Sylvan Berrut von Transgender Network Switzerland (TGNS) begrüsst die Tatsache, dass trans und/oder nicht-binäre Menschen in der von der Hochschule Luzern durchgeführten Zusatzstudie berücksichtigt wurden, wodurch ein erster Überblick über die Gesundheit dieser Bevölkerungsgruppe möglich wurde. «Leider sind die Ergebnisse dieser Untersuchung besorgniserregend und bestätigen, was wir in der Praxis beobachten. So sind trans und/oder nicht-binäre Menschen eine besonders gesundheitsgefährdete Bevölkerungsgruppe und haben grosse Schwierigkeiten, Zugang zu einer angemessenen und respektvollen Gesundheitsversorgung zu erhalten.» Dies betreffe nicht nur Geschlechtsangleichungen und deren Kostenübernahme durch die Krankenkassen, sondern auch die Gesundheitsversorgung im Allgemeinen.»

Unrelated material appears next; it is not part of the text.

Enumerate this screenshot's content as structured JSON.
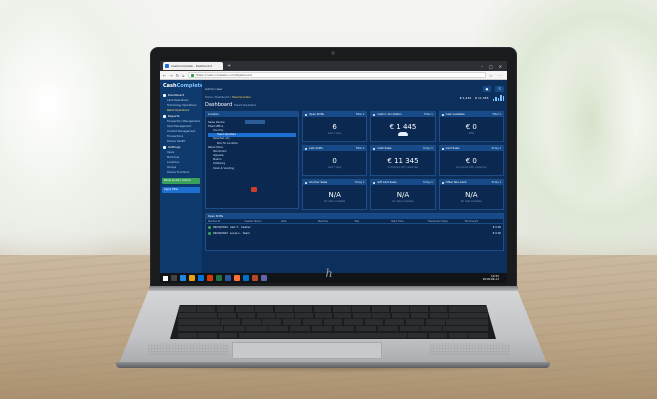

Fast ein Drittel der trans bzw. nicht-binären Personen berichten, dass sie in den letzten 12 Monaten im Rahmen der Gesundheitsversorgung Diskriminierung oder gar Gewalt erlebt hätten. «Das ist inakzeptabel. Abgesehen davon, dass solche Erfahrungen zu einem Vertrauensverlust gegenüber Gesundheitsfachkräften führen, können sie zu einem Aufschub oder sogar zum Verzicht auf medizinische Versorgung führen, mit all den negativen Folgen, die dies haben kann. Die Ergebnisse bestätigen daher die Notwendigkeit und Dringlichkeit, alle Gesundheitsfachpersonen zu geschlechtlicher Vielfalt zu schulen.»

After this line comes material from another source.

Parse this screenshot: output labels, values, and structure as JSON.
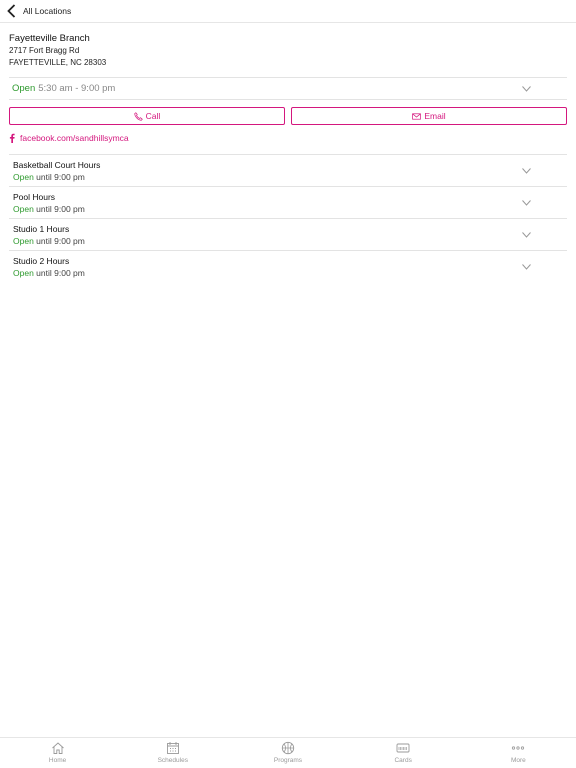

Roman Heggli, Geschäftsleiter von Pink Cross, erklärt: «Die Themen psychische Gesundheit und erhöhte Suizidalität beschäftigen uns schon seit vielen Jahren. Darum haben wir auch die LGBTIQ-Helpline ins Leben gerufen.» Jetzt, da der Bund den Handlungsbedarf anerkenn, müsse er auch die Organisationen und Projekte unterstützen, die bereits wichtige Arbeit auf diesem Gebiet leisteten.
Florian Vock, Leiter Prävention der Aids-Hilfe Schweiz, ergänzt: «Die Studie bestätigt erneut, dass Männer die Sex mit Männern haben, besonders von HIV und anderen sexuell übertragbaren Infektionen betroffen sind. Deshalb müssen Tests und Beratungen besser finanziert und verfügbar gemacht werden. Die aktuellen Erkenntnisse müssen auch dazu führen, dass sämtliche Angebote in der Gesundheitsförderung, Prävention und Behandlung LGBTIQ-inklusiv gestaltet werden. Sie müssen LGBTIQ-Personen gezielt adressieren und auf ihre Bedürfnisse angepasst sein.”
Angesichts der Ergebnisse wollen die Schweizer LGBTIQ-Dachverbände und die Aids-Hilfe die Bemühungen des Bundes aufmerksam verfolgen. Sie fordern ein starkes, wirksames und schnelles Handeln, das sich mit lokalen und nationalen Organisationen und Akteur*innen koordiniert. Sie verlangen ausserdem, dass ihre Präventionsarbeit und Expertise vom Staat anerkannt und finanziell unterstützt werde.